Politics & Policy

Congress Confirmed Mattis — Now It Should Heed His Advice

Mattis at his confirmation hearing, January 12, 2017. (Reuters photo: Jonathan Ernst)
A strong authorization to use military force would reassure our troops and put our enemies on warning.

Earlier this month, after three hours of testimony in the Senate Armed Services Committee, Congress passed legislation that would allow former General James Mattis to serve as secretary of defense. The law requires a commissioned officer to wait seven years after retirement before serving as the Pentagon’s top civilian official, and Congress had to change the law to enable Mattis to be confirmed. The general impressed the committee members, who moved the new provision immediately after his hearing. Only three members opposed it.

Mattis’s clearing by Congress also tells another story, which is that the legislative branch can move fast when the leadership in both parties views an issue with seriousness and urgency. It took only three days for the Armed Services Committees and the full House and Senate to approve a change in the law, acting with a speed that we usually see only when the federal government is running out of money or when the administration approaches Capitol Hill, hat in hand, with an emergency funding request.

The fact that Congress moved Mattis’s nomination so quickly is partly a tribute to what many national-security players in Washington already believed about the former general: His four decades of experience in the Marine Corps, his climbing to the top echelons of the military bureaucracy, and his universal respect among both political parties make his nomination as secretary of defense a no-brainer for many politicians. Yet one cannot escape a much broader observation: that if the House and Senate are willing and able to do their jobs, they can often put aside partisan blame-shifting in pursuit of a common goal.

If confirmed, General Mattis will enter the Pentagon with a full plate waiting for him. Continuing the military campaign against the Islamic State in Iraq and Syria will be one of his top priorities, and he will need all the help he can get if he is to effectively prosecute a war that is now in its third year. To help the defense secretary with that task, Congress should apply the same urgency with which it approached the Mattis nomination. What better way to do that than by providing the Pentagon with a fresh congressional authorization for the use of military force?

I’ve written repeatedly about the criticality of the legislative branch’s fulfilling its most solemn responsibility under our system of government: authorizing the commander-in-chief to use the full weight, power, and influence of the U.S. military overseas to defeat an enemy. Indeed, those calls — also made by many others, including Senators Rand Paul (R., Ky.), Jeff Flake (R., Ariz.), and Tim Kaine (D., Va.) — have fallen on many deaf ears among congressional leaders. But we now have a secretary of defense who is on record as being a forceful advocate of the legislative branch’s power during wartime. He is a former war commander who understands that passing a war resolution is one of the best ways that the United States can show unity of purpose to its troops in the field and to the enemy America is seeking to vanquish.
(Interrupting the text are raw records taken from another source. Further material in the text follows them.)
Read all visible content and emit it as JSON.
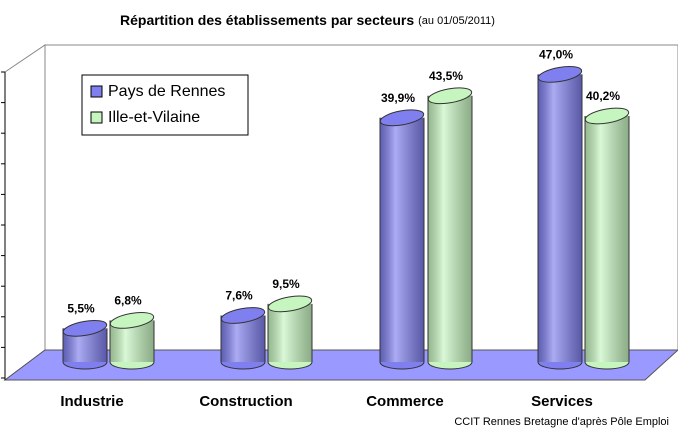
{
  "chart_data": {
    "type": "bar",
    "title": "Répartition des établissements par secteurs",
    "subtitle": "(au 01/05/2011)",
    "source": "CCIT Rennes Bretagne d'après Pôle Emploi",
    "categories": [
      "Industrie",
      "Construction",
      "Commerce",
      "Services"
    ],
    "series": [
      {
        "name": "Pays de Rennes",
        "color": "#7f7fef",
        "values": [
          5.5,
          7.6,
          39.9,
          47.0
        ],
        "value_labels": [
          "5,5%",
          "7,6%",
          "39,9%",
          "47,0%"
        ]
      },
      {
        "name": "Ille-et-Vilaine",
        "color": "#c6f5c0",
        "values": [
          6.8,
          9.5,
          43.5,
          40.2
        ],
        "value_labels": [
          "6,8%",
          "9,5%",
          "43,5%",
          "40,2%"
        ]
      }
    ],
    "ylim": [
      0,
      50
    ],
    "yticks": [
      0,
      5,
      10,
      15,
      20,
      25,
      30,
      35,
      40,
      45,
      50
    ],
    "legend": "top-left"
  }
}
The president is the commander-in-chief, according to the Constitution, but it is the Congress that has the power to determine when the country should go to war.

In a piece for the Hoover Institution, General Mattis intimated that congressional action on matters of war and peace is in itself a military tactic. “A strong ‘Authorization to Use Military Force’ (AUMF), supported by a majority of both parties in both houses of Congress, will send an essential message of American steadfastness to our people and to the global audience,” Mattis wrote. “Its passage will demonstrate our country’s fundamental unity and enable a broader commitment to deal firmly with a real and growing menace.”
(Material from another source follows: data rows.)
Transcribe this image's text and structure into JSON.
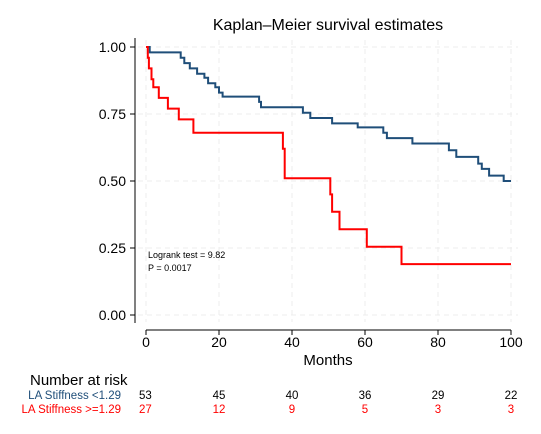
{
  "chart_data": {
    "type": "line",
    "title": "Kaplan–Meier survival estimates",
    "xlabel": "Months",
    "ylabel": "",
    "xlim": [
      0,
      100
    ],
    "ylim": [
      0,
      1
    ],
    "xticks": [
      0,
      20,
      40,
      60,
      80,
      100
    ],
    "yticks": [
      0,
      0.25,
      0.5,
      0.75,
      1.0
    ],
    "xtick_labels": [
      "0",
      "20",
      "40",
      "60",
      "80",
      "100"
    ],
    "ytick_labels": [
      "0.00",
      "0.25",
      "0.50",
      "0.75",
      "1.00"
    ],
    "grid": true,
    "series": [
      {
        "name": "LA Stiffness  <1.29",
        "color": "#1f4e79",
        "step_points": [
          [
            0,
            1.0
          ],
          [
            1,
            0.98
          ],
          [
            9,
            0.98
          ],
          [
            9.5,
            0.96
          ],
          [
            10.5,
            0.94
          ],
          [
            12,
            0.92
          ],
          [
            14,
            0.9
          ],
          [
            16,
            0.885
          ],
          [
            17,
            0.865
          ],
          [
            19,
            0.85
          ],
          [
            20,
            0.83
          ],
          [
            21,
            0.815
          ],
          [
            30,
            0.815
          ],
          [
            31,
            0.795
          ],
          [
            31.5,
            0.775
          ],
          [
            42,
            0.775
          ],
          [
            43,
            0.755
          ],
          [
            45,
            0.735
          ],
          [
            50,
            0.735
          ],
          [
            51,
            0.715
          ],
          [
            57,
            0.715
          ],
          [
            58,
            0.7
          ],
          [
            64,
            0.7
          ],
          [
            65,
            0.68
          ],
          [
            66,
            0.66
          ],
          [
            72,
            0.66
          ],
          [
            73,
            0.64
          ],
          [
            82,
            0.64
          ],
          [
            83,
            0.615
          ],
          [
            85,
            0.59
          ],
          [
            90,
            0.59
          ],
          [
            91,
            0.565
          ],
          [
            92,
            0.545
          ],
          [
            94,
            0.52
          ],
          [
            98,
            0.5
          ],
          [
            100,
            0.5
          ]
        ]
      },
      {
        "name": "LA Stiffness >=1.29",
        "color": "#ff0000",
        "step_points": [
          [
            0,
            1.0
          ],
          [
            0.5,
            0.96
          ],
          [
            0.8,
            0.92
          ],
          [
            1.5,
            0.88
          ],
          [
            2,
            0.85
          ],
          [
            3.5,
            0.81
          ],
          [
            6,
            0.77
          ],
          [
            9,
            0.73
          ],
          [
            13,
            0.68
          ],
          [
            37,
            0.68
          ],
          [
            37.5,
            0.62
          ],
          [
            38,
            0.51
          ],
          [
            50,
            0.51
          ],
          [
            50.5,
            0.45
          ],
          [
            51,
            0.385
          ],
          [
            53,
            0.32
          ],
          [
            60,
            0.32
          ],
          [
            60.5,
            0.255
          ],
          [
            70,
            0.19
          ],
          [
            100,
            0.19
          ]
        ]
      }
    ],
    "annotations": [
      "Logrank test = 9.82",
      "P = 0.0017"
    ],
    "risk_table": {
      "title": "Number at risk",
      "times": [
        0,
        20,
        40,
        60,
        80,
        100
      ],
      "rows": [
        {
          "label": "LA Stiffness  <1.29",
          "color": "#1f4e79",
          "values": [
            "53",
            "45",
            "40",
            "36",
            "29",
            "22"
          ]
        },
        {
          "label": "LA Stiffness >=1.29",
          "color": "#ff0000",
          "values": [
            "27",
            "12",
            "9",
            "5",
            "3",
            "3"
          ]
        }
      ]
    }
  }
}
Mattis expanded on that view during his confirmation hearing, stating that “congressional oversight and appropriations, authorizations, are a critical part of civilian control of the military.” The general couldn’t be more correct in his view.

The lawmakers on Capitol Hill were sent by the American people to represent their interests. Members of Congress have a right — indeed, a duty — to claim their stake in decisions on when men and women in uniform will be sent into harm’s way to defend the American people and our national-security interests. The president is the commander-in-chief, according to the Constitution, but it is the Congress that has the power to determine when the country should go to war.

For more than a decade, Congress has passed the buck on this responsibility. Meanwhile, America’s uniformed men and women have been put into dangerous situations in Iraq and Syria on the barest of legal rationales — an authorization for the use of force that was passed a week after the September 11 attacks, over 15 years ago, when the Islamic State wasn’t even in existence.

If Congress trusts Mattis to do the right thing on behalf of the U.S. military and agrees with much of what the general says, it should be mindful that it is what the military professional with 41 years’ experience maintains it should be: a legislative branch that follows the war-making direction outlined in Article I, Section 2 of the Constitution.